Resolvemos fundar o nosso. Um espaço não comercial, de resistência. Mais um trabalho de militância, voluntário, por suposto. Jaime propôs um jornal; eu, uma revista. O nome eu escolhi (ele queria Bacurau). Dividimos as tarefas. A capa ficou com ele, a linha editorial também.

Correr atrás da grana ficou por minha conta. A paleta de cores, depois de larga prosa, Jaime fechou questão – “nossas cores vão ser o vermelho e o amarelo, porque revista tem que ter cor de luta, cor vibrante” (eu queria verde-floresta). Na paz, acabei enfiando um branco.

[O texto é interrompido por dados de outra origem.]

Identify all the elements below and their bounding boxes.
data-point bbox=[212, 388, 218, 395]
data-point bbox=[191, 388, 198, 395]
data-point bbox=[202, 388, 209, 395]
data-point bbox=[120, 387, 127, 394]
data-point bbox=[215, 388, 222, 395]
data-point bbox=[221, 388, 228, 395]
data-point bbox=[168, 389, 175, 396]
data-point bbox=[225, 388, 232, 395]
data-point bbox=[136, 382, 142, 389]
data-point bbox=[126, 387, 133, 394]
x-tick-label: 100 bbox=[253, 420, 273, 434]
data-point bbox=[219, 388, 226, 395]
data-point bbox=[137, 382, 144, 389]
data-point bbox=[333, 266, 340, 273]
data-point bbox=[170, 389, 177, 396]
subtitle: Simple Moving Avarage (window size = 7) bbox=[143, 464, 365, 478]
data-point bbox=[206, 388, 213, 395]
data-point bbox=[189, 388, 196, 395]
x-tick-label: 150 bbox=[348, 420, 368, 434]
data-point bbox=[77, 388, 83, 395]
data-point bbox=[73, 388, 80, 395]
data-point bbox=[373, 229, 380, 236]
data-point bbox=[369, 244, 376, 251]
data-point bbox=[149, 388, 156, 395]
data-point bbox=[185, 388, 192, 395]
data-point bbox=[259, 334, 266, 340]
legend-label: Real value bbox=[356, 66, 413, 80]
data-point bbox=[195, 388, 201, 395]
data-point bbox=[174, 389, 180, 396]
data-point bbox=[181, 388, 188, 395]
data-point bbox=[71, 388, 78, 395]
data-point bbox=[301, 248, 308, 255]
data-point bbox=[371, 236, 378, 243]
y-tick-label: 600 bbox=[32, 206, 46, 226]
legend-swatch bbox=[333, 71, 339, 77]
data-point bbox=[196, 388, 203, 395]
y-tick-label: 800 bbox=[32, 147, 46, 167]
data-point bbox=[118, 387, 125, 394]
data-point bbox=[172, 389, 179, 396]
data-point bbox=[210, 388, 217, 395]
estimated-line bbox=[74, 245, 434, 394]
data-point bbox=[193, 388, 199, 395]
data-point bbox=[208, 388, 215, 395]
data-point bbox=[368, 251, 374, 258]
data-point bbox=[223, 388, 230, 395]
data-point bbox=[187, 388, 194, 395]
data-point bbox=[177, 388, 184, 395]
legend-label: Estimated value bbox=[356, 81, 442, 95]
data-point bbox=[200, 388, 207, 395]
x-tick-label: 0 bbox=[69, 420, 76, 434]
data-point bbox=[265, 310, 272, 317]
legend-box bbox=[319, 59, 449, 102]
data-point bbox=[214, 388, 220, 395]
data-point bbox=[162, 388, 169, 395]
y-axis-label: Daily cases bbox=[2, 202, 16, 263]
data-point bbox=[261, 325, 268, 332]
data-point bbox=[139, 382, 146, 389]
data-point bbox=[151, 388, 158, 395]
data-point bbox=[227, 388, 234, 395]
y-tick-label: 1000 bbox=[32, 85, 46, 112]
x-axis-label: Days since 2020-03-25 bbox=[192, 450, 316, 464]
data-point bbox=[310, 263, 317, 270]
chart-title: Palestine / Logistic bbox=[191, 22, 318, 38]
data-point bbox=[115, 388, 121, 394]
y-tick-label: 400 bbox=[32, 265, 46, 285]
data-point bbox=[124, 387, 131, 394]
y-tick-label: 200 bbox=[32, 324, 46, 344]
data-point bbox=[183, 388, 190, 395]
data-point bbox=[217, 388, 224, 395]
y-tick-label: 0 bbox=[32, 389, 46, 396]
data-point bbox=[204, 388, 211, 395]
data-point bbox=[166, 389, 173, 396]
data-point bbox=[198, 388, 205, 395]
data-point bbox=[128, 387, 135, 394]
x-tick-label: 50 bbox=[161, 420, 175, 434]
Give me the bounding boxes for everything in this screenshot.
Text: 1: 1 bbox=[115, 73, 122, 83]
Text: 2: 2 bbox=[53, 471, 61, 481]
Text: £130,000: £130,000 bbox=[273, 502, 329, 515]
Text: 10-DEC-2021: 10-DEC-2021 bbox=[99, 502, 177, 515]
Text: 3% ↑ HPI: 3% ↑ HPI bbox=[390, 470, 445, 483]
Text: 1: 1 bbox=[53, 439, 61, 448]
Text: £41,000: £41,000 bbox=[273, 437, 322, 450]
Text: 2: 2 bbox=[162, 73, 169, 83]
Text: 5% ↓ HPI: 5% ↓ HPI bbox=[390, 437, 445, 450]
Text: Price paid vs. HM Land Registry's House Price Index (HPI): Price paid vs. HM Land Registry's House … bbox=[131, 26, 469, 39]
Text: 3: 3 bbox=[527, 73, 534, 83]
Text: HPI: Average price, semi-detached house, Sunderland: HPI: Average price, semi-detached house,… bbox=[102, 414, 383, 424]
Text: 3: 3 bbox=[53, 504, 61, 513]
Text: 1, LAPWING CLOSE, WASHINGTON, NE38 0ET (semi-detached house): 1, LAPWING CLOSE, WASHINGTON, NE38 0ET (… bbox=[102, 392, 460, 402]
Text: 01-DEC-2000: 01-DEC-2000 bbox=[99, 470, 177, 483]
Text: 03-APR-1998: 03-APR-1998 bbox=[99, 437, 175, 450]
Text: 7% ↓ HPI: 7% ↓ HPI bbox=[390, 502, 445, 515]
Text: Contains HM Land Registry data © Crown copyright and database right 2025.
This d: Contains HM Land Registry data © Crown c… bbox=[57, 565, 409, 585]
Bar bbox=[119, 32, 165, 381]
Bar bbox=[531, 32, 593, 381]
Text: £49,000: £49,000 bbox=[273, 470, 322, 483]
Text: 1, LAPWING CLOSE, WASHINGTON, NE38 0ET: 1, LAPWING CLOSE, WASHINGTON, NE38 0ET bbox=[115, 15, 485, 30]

Fizemos a primeira edição da Xapuri lá mesmo, na Reserva, em uma noite. Optamos por centrar na pauta socioambiental. Nossa primeira capa foi sobre os povos indígenas isolados do Acre: ‘Isolados, Bravos, Livres: Um Brasil Indígena por Conhecer”. Depois de tudo pronto, Jaime inventou de fazer uma outra boneca, “porque toda revista tem que ter número zero”.

Dessa vez finquei pé, ficamos com a capa indígena. Voltei pra Brasília com a boneca praticamente pronta e com a missão de dar um jeito de imprimir. Nos dias seguintes, o Jaime veio pra Formosa, pra convencer minha irmã Lúcia a revisar a revista, “de grátis”. Com a primeira revista impressa, a próxima tarefa foi montar o Conselho Editorial.

Jaime fez questão de visitar, explicar o projeto e convidar pessoalmente cada conselheiro e cada conselheira (até a doença agravar, nos seus últimos meses de vida, nunca abriu mão dessa tarefa). Daqui rumamos pra Goiânia, para convidar o arqueólogo Altair Sales Barbosa, nosso primeiro conselheiro. “O mais sabido de nóis,” segundo o Jaime.

Trilhamos uma linda jornada. Em 80 meses, Jaime fez questão de decidir, mensalmente, o tema da capa e, quase sempre, escrever ele mesmo. Às vezes, ligava pra falar da ótima ideia que teve, às vezes sumia e, no dia certo, lá vinha o texto pronto, impecável.

Na sexta-feira, 9 de julho, quando preparávamos a Xapuri 81, pela primeira vez em sete anos, ele me pediu para cuidar de tudo. Foi uma conversa triste, ele estava agoniado com os rumos da doença e com a tragédia que o Brasil enfrentava. Não falamos em morte, mas eu sabia que era o fim.

Hoje, cá estamos nós, sem as capas do Jaime, sem as pautas do Jaime, sem o linguajar do Jaime, sem o jaimês da Xapuri, mas na labuta, firmes na resistência. Mês sim, mês sim de novo, como você sonhava, Jaiminho, carcamos porva e, enfim, chegamos à nossa edição número 100. E, depois da Xapuri 100, como era desejo seu, a gente segue esperneando.

Fica tranquilo, camarada, que por aqui tá tudo direitim.